The standard definition suggests that every element in the codomain should have a preimage. So, Can different elements in codomain or range have same domain? A worst question I think. Please reply...

• Koushik, yes, an "onto function" is implicitly a function, not some other kind of relation. – Thomas Andrews Feb 5 '16 at 15:19
• Different elements in the co-domain cannot have the same element in the domain mapping to them. But you can have multiple elements of the domain map to the same element in the co-domain. But that has nothing to do with a function being onto. An onto function means every element in the co-domain has at least one element in the domain mapping to it. – Gregory Grant Feb 5 '16 at 15:26
• An onto function is definitely a function. It's not like "tall Pygmy" or "trim sumo wrestler". – BrianO Feb 5 '16 at 15:36
• There are a few occurrences of the word "function" where a modifying word actually makes it a non-function. "Multi-valued function," for example, and "partial function," and even "meromorphic function." @BrianO :) – Thomas Andrews Feb 5 '16 at 15:43
• @ThomasAndrews with apologies, i delete my comment. Thanks – Shailesh Feb 5 '16 at 15:44

A function $f\colon A\rightarrow B$ is a relation between the elements of $A$ and $B$ satisfying a key property: if $f(a)=b$ and $f(a)=b^{\prime}$, $b=b^{\prime}$.
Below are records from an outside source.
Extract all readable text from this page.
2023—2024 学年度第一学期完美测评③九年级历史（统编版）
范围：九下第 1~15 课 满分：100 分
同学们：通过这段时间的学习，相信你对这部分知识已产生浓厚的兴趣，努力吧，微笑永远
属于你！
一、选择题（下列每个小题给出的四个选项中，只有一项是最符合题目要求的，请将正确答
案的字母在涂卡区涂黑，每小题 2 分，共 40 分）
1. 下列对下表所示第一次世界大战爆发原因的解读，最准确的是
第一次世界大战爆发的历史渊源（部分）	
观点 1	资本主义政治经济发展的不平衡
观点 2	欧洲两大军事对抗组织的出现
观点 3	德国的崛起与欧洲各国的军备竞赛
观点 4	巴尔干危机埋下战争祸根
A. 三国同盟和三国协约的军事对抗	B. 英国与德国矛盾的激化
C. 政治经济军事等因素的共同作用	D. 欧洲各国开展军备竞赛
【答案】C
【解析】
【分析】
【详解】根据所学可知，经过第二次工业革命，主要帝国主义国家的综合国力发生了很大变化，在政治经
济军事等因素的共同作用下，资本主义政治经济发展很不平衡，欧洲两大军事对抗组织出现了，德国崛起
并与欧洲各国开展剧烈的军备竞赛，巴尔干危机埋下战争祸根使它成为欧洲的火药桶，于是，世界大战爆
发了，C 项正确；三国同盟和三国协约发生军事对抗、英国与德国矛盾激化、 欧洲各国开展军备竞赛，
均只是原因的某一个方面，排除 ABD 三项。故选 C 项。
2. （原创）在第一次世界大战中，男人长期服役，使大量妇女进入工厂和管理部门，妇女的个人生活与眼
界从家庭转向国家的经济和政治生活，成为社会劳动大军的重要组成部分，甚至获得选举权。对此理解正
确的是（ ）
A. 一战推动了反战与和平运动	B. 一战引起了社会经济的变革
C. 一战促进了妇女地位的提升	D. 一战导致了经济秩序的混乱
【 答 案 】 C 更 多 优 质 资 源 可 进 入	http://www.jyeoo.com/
An onto function is a function $f\colon A\rightarrow B$ satisfying the following property: if $b$ is an element of $B$, there exists an $a$ in $A$ such that $f(a)=b$.
Note that there could be more than one element mapping to each $b$ in $B$. For example, $f(a)=f(a^{\prime})=b$. If $C\subset B$, we can define the preimage of $C$ as $$f^{-1}(C)\equiv\left\{ a\in A\colon f(a)\in C\right\} .$$ If $C$ is a singleton (i.e. $C=\{c\}$ for some $c\in B$), we often drop the set braces $\{\cdot\}$: $$f^{-1}(c)\equiv f^{-1}(\{c\}).$$ We can now restate the definition of onto in terms of preimages of singletons:
An onto function is a function $f\colon A\rightarrow B$ satisfying the following property: for each $b$ in $B$, $f^{-1}(b)$ is nonempty.